Networking / Beginners

---

Understanding Code Signing

Digital certificates are assigned through CAs. A CA is a vendor that associates a public key with the person applying for the certificate. One of the largest organizations to provide such code signing certificates is VeriSign (www.verisign.com). An Authenticode certificate is used for software publishing and timestamp services. It can be attached to the file a programmer is distributing and allows users to identify that it is a valid, unadulterated file.

Digital certificates can be applied to a number of different file types. For example, using such tools as Microsoft Visual Studio's CryptoAPI tools and VeriSign code signing certificates, developers can sign such files as the following:

• .EXE An executable program
• .CAB Cabinet files commonly used for the installation and setup of applications; contain numerous files that are compressed in the cabinet file
• .CAT Digital thumbprints used to guarantee the integrity of files
• .OCX ActiveX controls
• .DLL Dynamic link library files, containing executable functions
• .STL Contains a certificate trust list

When a person downloads a file with a digital certificate, the status of that certificate is checked through the CA. If the certificate is not valid, the user will be warned. If it is found to be valid, a message will appear stating that the file has a valid certificate.The message will contain additional information and will show to whom the certificate belongs. When the user agrees to install the software, it will begin the installation.

The Benefits of Code Signing

Digital signatures can be used to guarantee the integrity of files and that the package being installed is authentic and unmodified.This signature is attached to the file being downloaded, and identifies who is distributing the files and shows that they have not been modified since being created.The certificate helps to keep malicious users from impersonating someone else.

This is the primary benefit of code signing. It provides users with the identity of the software's creator. It allows them to know who manufactured the program and provides them with the option of deciding whether to trust that person or company. When the browser is about to download the component, a warning message is displayed, allowing them to choose whether it is to be installed or loaded into memory.This puts the option of running it in the user's hands.

Problems with the Code Signing Process

A major problem with code signing is that you must rely on a third party for checking authenticity. If a programmer provided fake information to a CA or stole the identity of another individual or company, they could then effectively distribute a malicious program over the Internet.The deciding factor here would be the CA's ability to check the information provided when the programmer applied for the certificate.

Another problem occurs when valid information is provided to the CA, but the certificate is attached to software that contains bad or malicious code. An example of such a problem with code signing is seen in the example of Internet Exploder, an ActiveX control that was programmed by Fred McLain.This programmer obtained an Authenticode certificate through VeriSign. When users running Windows 95 with Advanced Power Management ran the code for Internet Exploder, it would perform a clean shutdown of their systems.The certificate for this control was later revoked. Certificate Revocation Lists (CRLs), which store a listing of revoked certificates, can also be problematic.Web browsers and Internet applications rarely check certificate revocation lists, so it is possible for a program to be used even though its certificate has been revoked. If a certificate was revoked, but its status was not checked, the software could appear to be okay even though it has been compromised.

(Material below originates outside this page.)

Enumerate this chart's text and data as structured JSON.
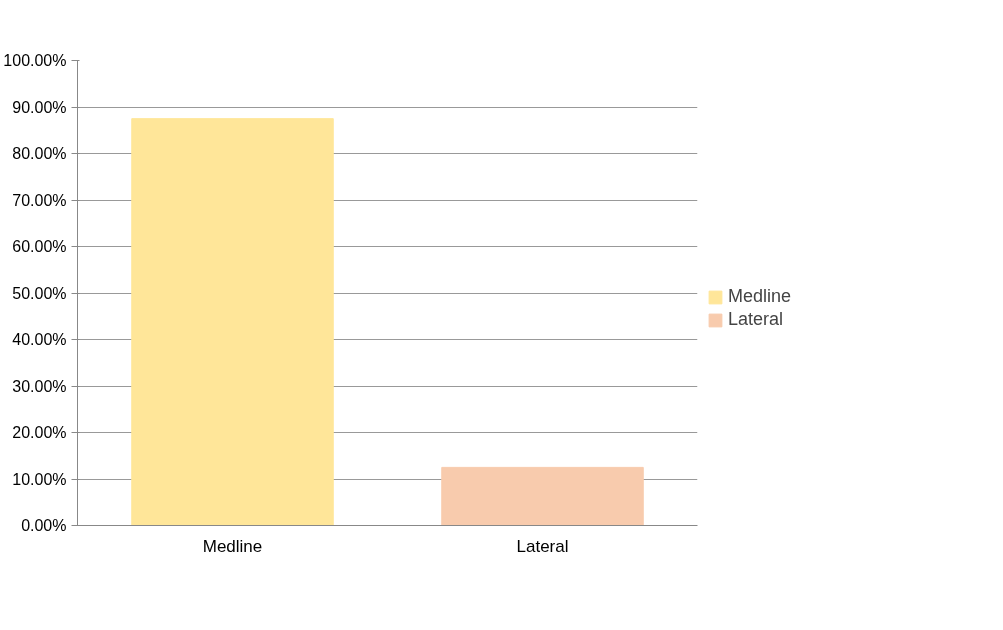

These problems with code signing do not necessarily apply to any given CA. Certificates can also be issued within an intranet using software such as Microsoft Certificate Server. Using this server software, users can create a CA to issue their own digital certificates for use on a network.This allows technically savvy individuals to self-sign their code with their own CA and gives the appearance that the code is valid and secure.Therefore, users should always verify the validity of the CA before accepting any files.The value of any digital certificate depends entirely on how much trust there is in the CA that issued it. By ensuring that the CA is a valid and reputable one, administrators can avoid installing a hacker's code onto their system.

An additional drawback to code signing for applications distributed over the Internet is that users must guess and choose whom they trust and whom they do not.The browser displays a message informing them of who the creator is, a brief message about the dangers of downloading any kind of data, and then leave it up to the user whether to install it or not.The browser is unable to verify code.

As a whole, code signing is a secure and beneficial process, but as with anything dealing with computers, there are vulnerabilities that may be exploited by hackers. An example of this was seen in 2003, when a vulnerability was identified in Authenticode verification that could result in a hacker installing malicious software or executing code remotely.The vulnerability affected a wide number of Windows OSes, including Windows NT,Windows 2000,Windows XP, and Windows 2003 Server. Under certain low memory conditions on the computer, a user could open HTML e-mail or visit a Web site that downloads and installs an ActiveX control without prompting the user for permission. Because a dialog box isn't displayed, the user isn't asked whether they want to install the control, and has no way of verifying its publisher or whether it's been tampered with. As such, a malicious program could be installed that allows a hacker to run code remotely with the same privileges as the user who's logged in. Although a security patch is available that fixes this problem, it shows that Authenticode isn't immune to vulnerabilities that could be exploited.